Tastes have changed along with awareness for young Asians.
Shang-kuan Liang-chi, a National Taiwan University student who has tried the crunchy jelly-like dish twice at formal events, prefers other food and avoids a shark fin restaurant near campus. “University students never go in there,” he said.
Even chefs are hoping to turn the tide. At Singapore’s Annual Chefs’ Association dinner, shark fin traditionally served at the occasion was taken off the menu.
“It is much harder to stop serving shark’s fin in our restaurants as the consumers still demand it. However, in our personal capacity, we can make a stand,” said Otto Weibel, a food manager at one of Singapore’s top hotels.
Global entertainment giant Disney bowed to pressure from animal rights activists and took the delicacy off its menu when it opened Hong Kong Disneyland in 2005.
Some Asian fishery authorities have banned “finning” and monitor boats for illegal catches of endangered species.
“We care a lot about the problems that environmental groups have raised,” said Chen Tain-shou, Taiwan Fisheries Agency deputy director-general.
Authorities in south China recently rescued a nurse shark from a tank after learning that it was to be slaughtered and its fins turned into soup for a 70-person banquet.
Shark fin sellers say their sales have also been tested by the economy. With Taiwan, Singapore and Hong Kong in recession, the restaurant business is flagging. Older consumers would buy more in better times, they say.
“If people are eating it, it’s a major event,” said Shen Lee-ching, a Taipei vendor of 30 years who sells dried fins by the bag for about $90 apiece.
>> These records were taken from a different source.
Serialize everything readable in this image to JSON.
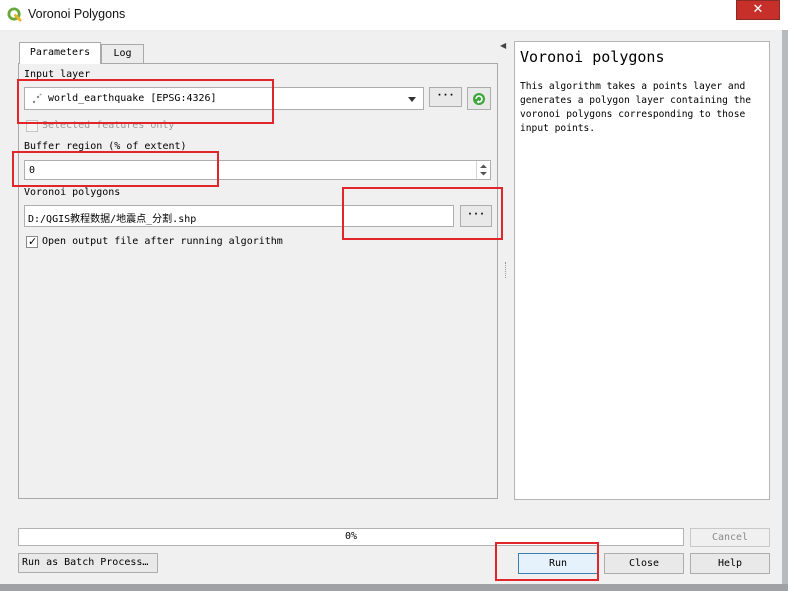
{
  "window": {
    "title": "Voronoi Polygons",
    "close_glyph": "✕",
    "logo_icon": "qgis-logo-icon"
  },
  "tabs": [
    {
      "label": "Parameters"
    },
    {
      "label": "Log"
    }
  ],
  "params": {
    "input_layer_label": "Input layer",
    "input_layer_value": "world_earthquake [EPSG:4326]",
    "input_layer_icon": "point-layer-icon",
    "browse_glyph": "···",
    "refresh_icon": "iterate-icon",
    "selected_only_label": "Selected features only",
    "buffer_label": "Buffer region (% of extent)",
    "buffer_value": "0",
    "output_label": "Voronoi polygons",
    "output_value": "D:/QGIS教程数据/地震点_分割.shp",
    "open_output_label": "Open output file after running algorithm",
    "open_output_checked": "✓"
  },
  "help": {
    "title": "Voronoi polygons",
    "text": "This algorithm takes a points layer and generates a polygon layer containing the voronoi polygons corresponding to those input points."
  },
  "collapse_glyph": "◀",
  "footer": {
    "progress_text": "0%",
    "progress_fraction": 0,
    "cancel_label": "Cancel",
    "batch_label": "Run as Batch Process…",
    "run_label": "Run",
    "close_label": "Close",
    "help_label": "Help"
  },
  "colors": {
    "highlight": "#e0262b",
    "close_button": "#c7302a"
  }
}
Some bags of dried, chopped fin have sat for years on her shelves.
In south China’s hub city Guangzhou, the 1,200 dried seafood stores have seen shark fin prices fall by about 40 percent since the financial crisis began, said Wu Huihan, an official from the city’s dried seafood association.
“People are keeping their money to spend on necessities, things that fill their stomach,” said Singapore fin seller Jeff Poon.